Somme théologique

Somme théologique — La secunda secundae

110. LE MENSONGE

  1. Le mensonge est-il toujours opposé à la vérité, comme contenant de la fausseté ?
  2. Ses espèces.
  3. Est-il toujours un péché ?
  4. Un péché mortel ?

1. Le mensonge est-il toujours opposé à la vérité comme contenant de la fausseté ?

Objections

1. Il semble que non, car les contraires ne peuvent coexister. Mais le mensonge peut coexister avec la vérité, car celui qui dit le vrai en croyant que c'est faux, celui-là ment, dit S. Augustin dans son livre Contre le mensonge. Donc le mensonge ne s'oppose pas à la vérité.

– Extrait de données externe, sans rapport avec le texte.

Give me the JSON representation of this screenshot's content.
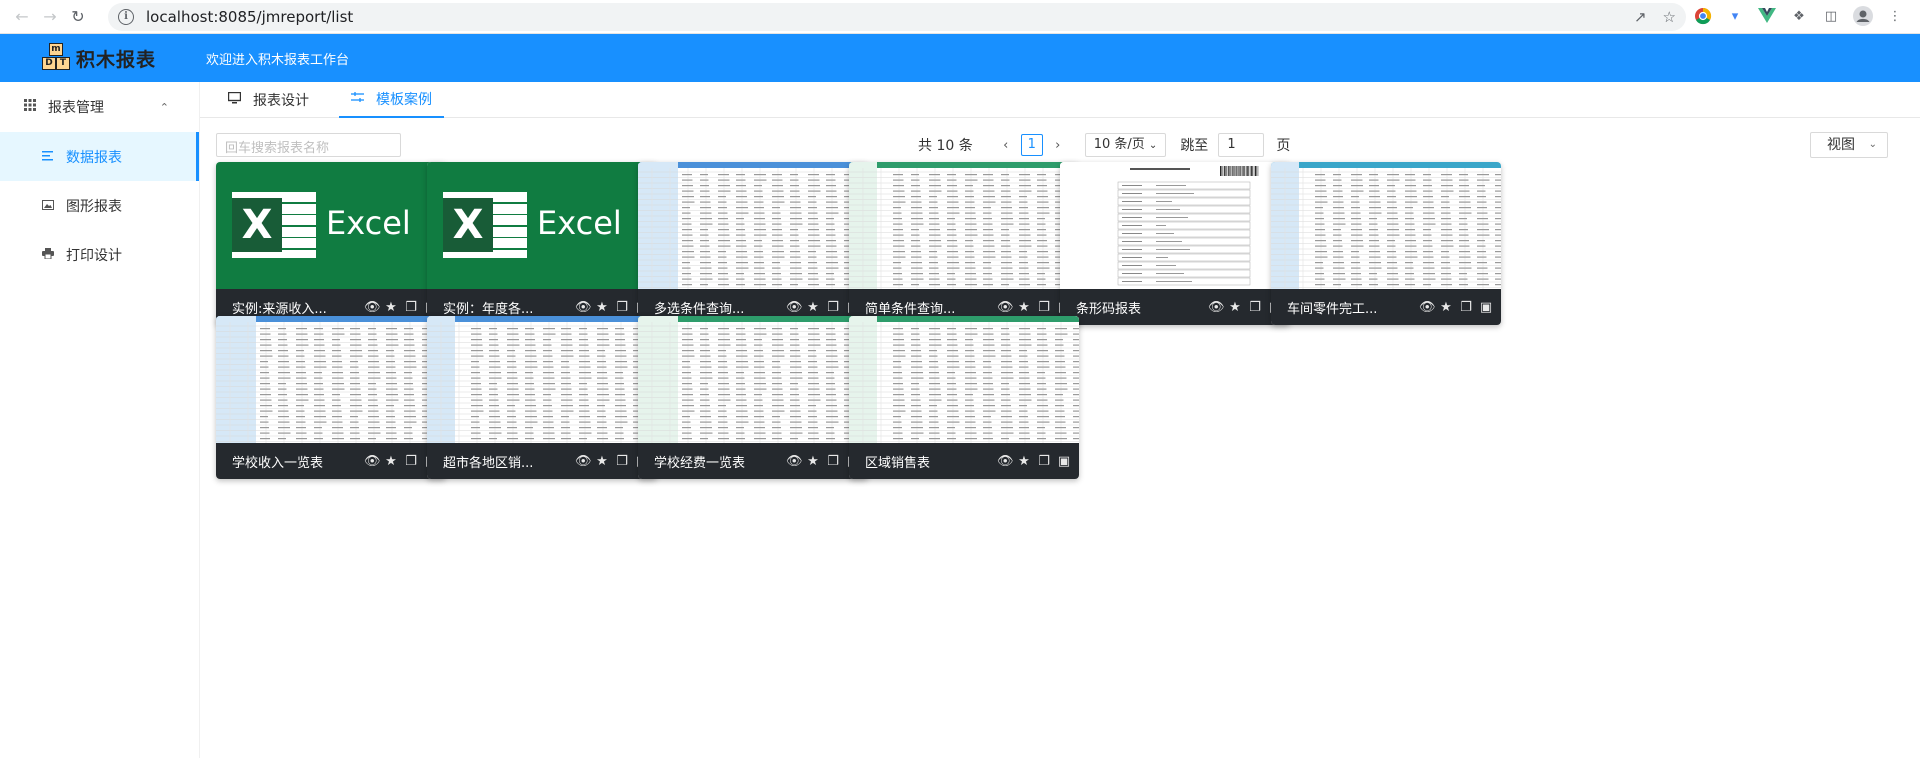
{
  "browser": {
    "url": "localhost:8085/jmreport/list"
  },
  "header": {
    "logo_badge": [
      "m",
      "D",
      "T"
    ],
    "logo_text": "积木报表",
    "welcome": "欢迎进入积木报表工作台"
  },
  "sidebar": {
    "group": {
      "label": "报表管理",
      "icon": "grid-icon"
    },
    "items": [
      {
        "label": "数据报表",
        "icon": "list-icon",
        "active": true
      },
      {
        "label": "图形报表",
        "icon": "image-icon",
        "active": false
      },
      {
        "label": "打印设计",
        "icon": "printer-icon",
        "active": false
      }
    ]
  },
  "tabs": [
    {
      "label": "报表设计",
      "icon": "monitor-icon",
      "active": false
    },
    {
      "label": "模板案例",
      "icon": "sliders-icon",
      "active": true
    }
  ],
  "search": {
    "placeholder": "回车搜索报表名称"
  },
  "pager": {
    "total": "共 10 条",
    "current": "1",
    "page_size": "10 条/页",
    "jump_label": "跳至",
    "jump_value": "1",
    "page_suffix": "页"
  },
  "view_button": "视图",
  "accent_color": "#1890ff",
  "cards": [
    {
      "title": "实例:来源收入...",
      "thumb": "excel"
    },
    {
      "title": "实例：年度各...",
      "thumb": "excel"
    },
    {
      "title": "多选条件查询...",
      "thumb": "sheet-blue"
    },
    {
      "title": "简单条件查询...",
      "thumb": "sheet-green"
    },
    {
      "title": "条形码报表",
      "thumb": "barcode"
    },
    {
      "title": "车间零件完工...",
      "thumb": "sheet-teal"
    },
    {
      "title": "学校收入一览表",
      "thumb": "sheet-blue"
    },
    {
      "title": "超市各地区销...",
      "thumb": "sheet-blue"
    },
    {
      "title": "学校经费一览表",
      "thumb": "sheet-green"
    },
    {
      "title": "区域销售表",
      "thumb": "sheet-green"
    }
  ],
  "excel_word": "Excel",
  "excel_letter": "X"
}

2. La vertu de vérité ne consiste pas seulement en des paroles, mais aussi en des actes, car selon Aristote « cette vertu fait dire la vérité dans les discours et dans la vie ». Mais le mensonge consiste exclusivement en des paroles, puisqu'on le définit « une parole de signification fausse ». Donc il apparaît que le mensonge ne s'oppose pas directement à la vertu de vérité.

3. S. Augustin écrite : « Ce qui fait la faute du menteur, c'est son désir de triompher. » Mais cela s'oppose à la bienveillance ou à la justice plutôt qu'à la vérité.

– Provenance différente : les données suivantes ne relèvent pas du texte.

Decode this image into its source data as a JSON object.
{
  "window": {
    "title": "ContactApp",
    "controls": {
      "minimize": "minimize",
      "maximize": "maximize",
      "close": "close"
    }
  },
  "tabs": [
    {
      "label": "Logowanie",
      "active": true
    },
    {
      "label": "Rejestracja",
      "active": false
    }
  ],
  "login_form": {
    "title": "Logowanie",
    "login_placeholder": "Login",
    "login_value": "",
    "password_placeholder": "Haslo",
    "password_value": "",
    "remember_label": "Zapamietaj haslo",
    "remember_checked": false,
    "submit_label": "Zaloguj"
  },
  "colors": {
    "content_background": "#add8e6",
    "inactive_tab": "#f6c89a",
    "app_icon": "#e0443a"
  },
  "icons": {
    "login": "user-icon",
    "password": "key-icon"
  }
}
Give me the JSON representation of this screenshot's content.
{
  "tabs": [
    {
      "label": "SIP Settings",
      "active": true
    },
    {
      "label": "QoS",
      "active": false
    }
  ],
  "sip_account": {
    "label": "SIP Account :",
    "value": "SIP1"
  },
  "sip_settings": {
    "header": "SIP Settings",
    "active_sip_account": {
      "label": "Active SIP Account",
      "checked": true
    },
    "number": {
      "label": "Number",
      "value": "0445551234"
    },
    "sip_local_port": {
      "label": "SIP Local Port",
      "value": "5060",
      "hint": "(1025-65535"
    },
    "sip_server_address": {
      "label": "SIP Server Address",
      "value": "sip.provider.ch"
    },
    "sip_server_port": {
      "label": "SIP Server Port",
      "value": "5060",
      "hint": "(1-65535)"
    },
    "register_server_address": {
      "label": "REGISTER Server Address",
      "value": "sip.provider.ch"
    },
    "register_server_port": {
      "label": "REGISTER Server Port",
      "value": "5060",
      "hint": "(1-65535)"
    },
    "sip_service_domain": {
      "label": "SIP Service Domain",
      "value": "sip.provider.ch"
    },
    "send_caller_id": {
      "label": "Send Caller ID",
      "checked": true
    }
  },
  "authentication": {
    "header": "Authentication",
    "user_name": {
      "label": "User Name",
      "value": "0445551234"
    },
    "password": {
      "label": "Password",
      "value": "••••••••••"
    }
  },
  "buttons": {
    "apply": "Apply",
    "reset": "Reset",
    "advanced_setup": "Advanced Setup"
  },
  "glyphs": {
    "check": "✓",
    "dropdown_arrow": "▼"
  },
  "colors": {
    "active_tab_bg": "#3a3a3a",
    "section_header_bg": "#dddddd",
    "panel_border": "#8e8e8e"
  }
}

En sens contraire, S. Augustin écrit : « Tout le monde s'accorde à appeler menteur celui qui profère le faux en vue de tromper. Il est donc évident que le mensonge consiste à dire le faux avec l'intention de tromper. » Donc le mensonge s'oppose à la vérité.

Réponse

Deux choses spécifient un acte moral son objet et sa fin. La fin est l'objet de la volonté, qui a raison de moteur dans les actes moraux. Les puissances mues par la volonté ont chacune leur objet, qui est l'objet prochain de l'acte volontaire et qui joue dans l'acte de volonté par rapport à la fin le même rôle que la matière vis-à-vis de la forme, comme nous l'avons montré. Or, nous venons de dire que la vérité, et par conséquent les vices contraires, consistent à exprimer quelque chose à l'aide de certains signes, ce qui est un acte de la raison qui rattache le signe à la chose signifiée. En effet, toute représentation exige un rapprochement, œuvre propre de la raison; ainsi les animaux expriment bien quelque chose, mais sans en avoir l'intention ; leur instinct les pousse à certains actes qui de fait sont expressifs. Cependant, une expression ou énonciation n'est un acte moral qu'à condition d'être volontaire et intentionnelle, et son objet propre, c'est le vrai ou le faux. — Or, la volonté déréglée peut avoir une double intention : d'abord exprimer ce qui est faux, et par cette expression tromper quelqu'un. Donc si ces trois conditions se trouvent réunies : fausseté de ce qui est dit, volonté d'exprimer cette fausseté, intention de tromper, le résultat est triple aussi : fausseté matérielle, puisqu'on dit quelque chose de faux ; fausseté formelle puisqu'on veut le dire ; fausseté efficiente, puisqu'on a l'intention de le faire croire. Mais c'est la fausseté formelle qui constitue la raison de mensonge, à savoir la volonté d'exprimer ce qui est faux. C'est pourquoi on appelle « mensonge » (mendacium) ce que l'on dit « contre sa pensée » (contra mentem).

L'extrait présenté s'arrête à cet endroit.